For the past two decades, their leadership roles have been intertwined – rivals, sometimes confidantes and undisputed political heavyweights – but on Friday Angela Merkel began the process of leaving centre stage to Vladimir Putin alone.

Ms Merkel insisted she hadn’t travelled to Moscow just to say goodbye. There was business to get down to: Afghanistan, bilateral relations, Ukraine. And on a day marking the one-year anniversary of the poisoning of opposition leader Alexei Navalny, there was also the small matter of his “arbitrary trial” and “unjust imprisonment”.

But her host preferred to emphasise the triumphant occasion. Fitting out the Kremlin’s opulent St Alexander Hall to host her – a first for any visiting leader – Vladimir Putin was even on time to present the 16-year chancellor with flowers.

“We will always be very pleased to see Ms Merkel in Russia even after she finishes her term,” Mr Putin told journalists at the end of three and a half hours of talks.

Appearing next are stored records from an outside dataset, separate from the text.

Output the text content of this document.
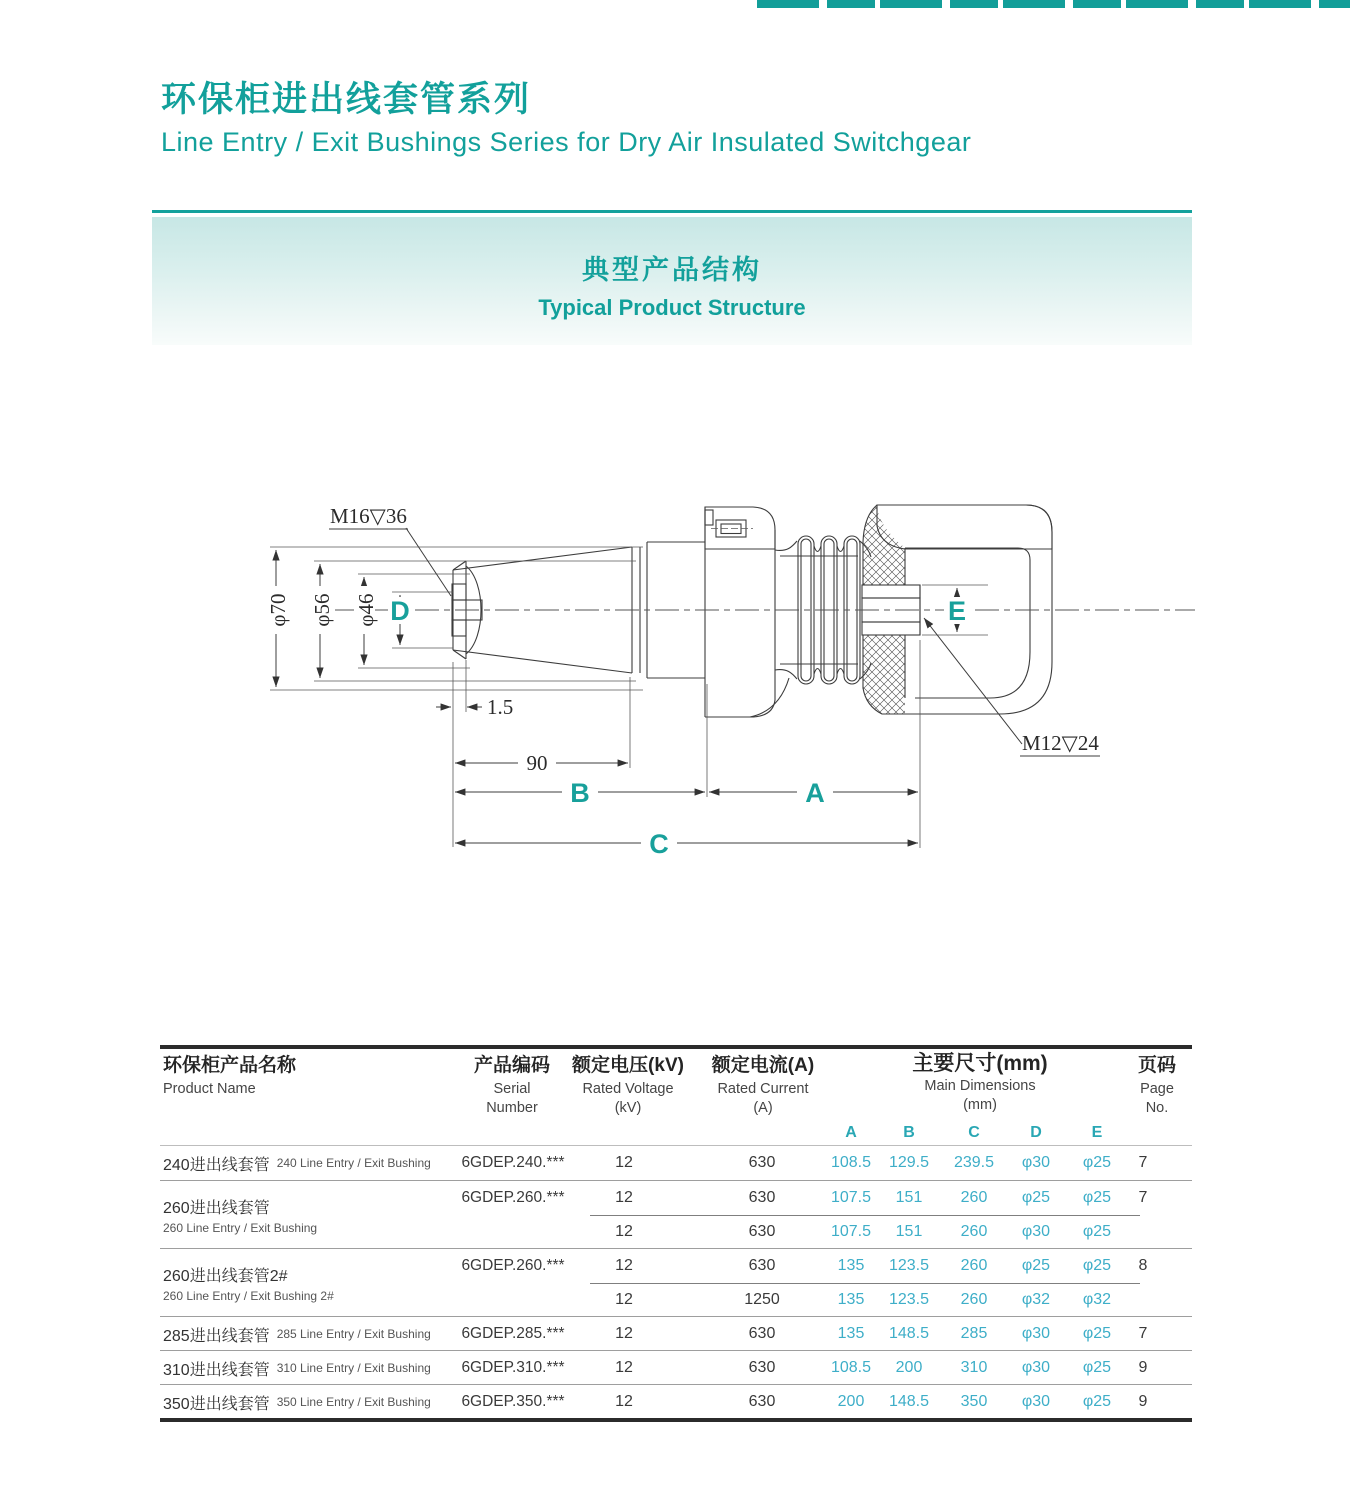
环保柜进出线套管系列
Line Entry / Exit Bushings Series for Dry Air Insulated Switchgear
典型产品结构
Typical Product Structure
M16▽36
M12▽24
φ70 φ56 φ46
1.5
90
D	E
B	A
C
环保柜产品名称
Product Name
产品编码
Serial
Number
额定电压(kV)
Rated Voltage
(kV)
额定电流(A)
Rated Current
(A)
主要尺寸(mm)
Main Dimensions
(mm)
A	B	C	D	E
页码
Page
No.
240进出线套管 240 Line Entry / Exit Bushing	6GDEP.240.***	12	630	108.5	129.5	239.5	φ30	φ25	7
260进出线套管
260 Line Entry / Exit Bushing
6GDEP.260.***	12	630	107.5	151	260	φ25	φ25	7
12	630	107.5	151	260	φ30	φ25
260进出线套管2#
260 Line Entry / Exit Bushing 2#
6GDEP.260.***	12	630	135	123.5	260	φ25	φ25	8
12	1250	135	123.5	260	φ32	φ32
285进出线套管 285 Line Entry / Exit Bushing	6GDEP.285.***	12	630	135	148.5	285	φ30	φ25	7
310进出线套管 310 Line Entry / Exit Bushing	6GDEP.310.***	12	630	108.5	200	310	φ30	φ25	9
350进出线套管 350 Line Entry / Exit Bushing	6GDEP.350.***	12	630	200	148.5	350	φ30	φ25	9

“She is respected as someone who with a sure hand ran one of Europe’s largest economies, and someone who goes down in history as one of the most authoritative European and world leaders.”

The two leaders certainly share common history, with careers the products of conflicting Europe’s post-war ideologies.

The German leader, daughter of an East German pastor, fluent in the language of Russian occupiers, became leader of the liberal West. The Russian president, KGB officer, fluent in the language of his East German posting, is increasingly the autocrat others want to emulate.

Ms Merkel has on occasion been a tough critic on Russia, but no other western leader has invested as much into close relations with its president. Over eight years between 2012 and 2020, the two leaders spoke by phone 67 times and met 34 times.

That dialogue was tested most notably over 2014 and 2015, when Mr Putin oversaw the annexation of Crimea and the start of undeclared war with Ukraine.

At one point, in an uncharacteristic display of frustration, Ms Merkel suggested her opposite number was “living in another world”. All the same, the German leader remained committed to searching for peace, overseeing tense negotiations in Minsk in February 2015.

Pavlo Klimkin, Ukraine’s foreign minister at the time, witnessed Chancellor Merkel and President Putin’s “close” relationship during 17 hours of negotiations.

He said he saw Merkel grow increasingly disappointed with her Russian counterpart. “At the start their interaction was good, but things became more difficult when she understood he had been lying to her about Ukraine,” he said. Mr Klimkin refused to elaborate with details, but said it left Ms Merkel “emotional”.

Other difficulties followed. An alleged Russian hack of the national parliament in 2015, reported five years later. The poisoning of double agent Sergei Skripal in Salisbury, UK, in 2018. The murder of a Chechen exile in central Berlin in 2019. In response, Ms Merkel became a leading proponent of joint sanctions against Russia.

“I try to improve the relations with Russia daily,” Ms Merkel said in 2020 in response to an investigation into the Bundestag hack, “but it’s unpleasant and outrageous”.

Despite the difficulties, Ms Merkel pushed hard to preserve trade and cultural ties with Moscow. German industry has grown inside Russia despite sanctions, with its corporations well represented in government infrastructure projects from hi-speed rail to energy pipelines. Last year, Germany was Russia’s second most important trading partner behind China.

On Friday, Mr Putin made note of those efforts, thanking his opposite number for maintaining “good business relations”.

Chancellor Merkel was “always ready to speak” to him, he said: “We haven’t always shared the same positions, but she always showed a readiness to compromise and resolve the most serious problems.”

Ms Merkel agreed: “Not to continue dialogue was never an option.”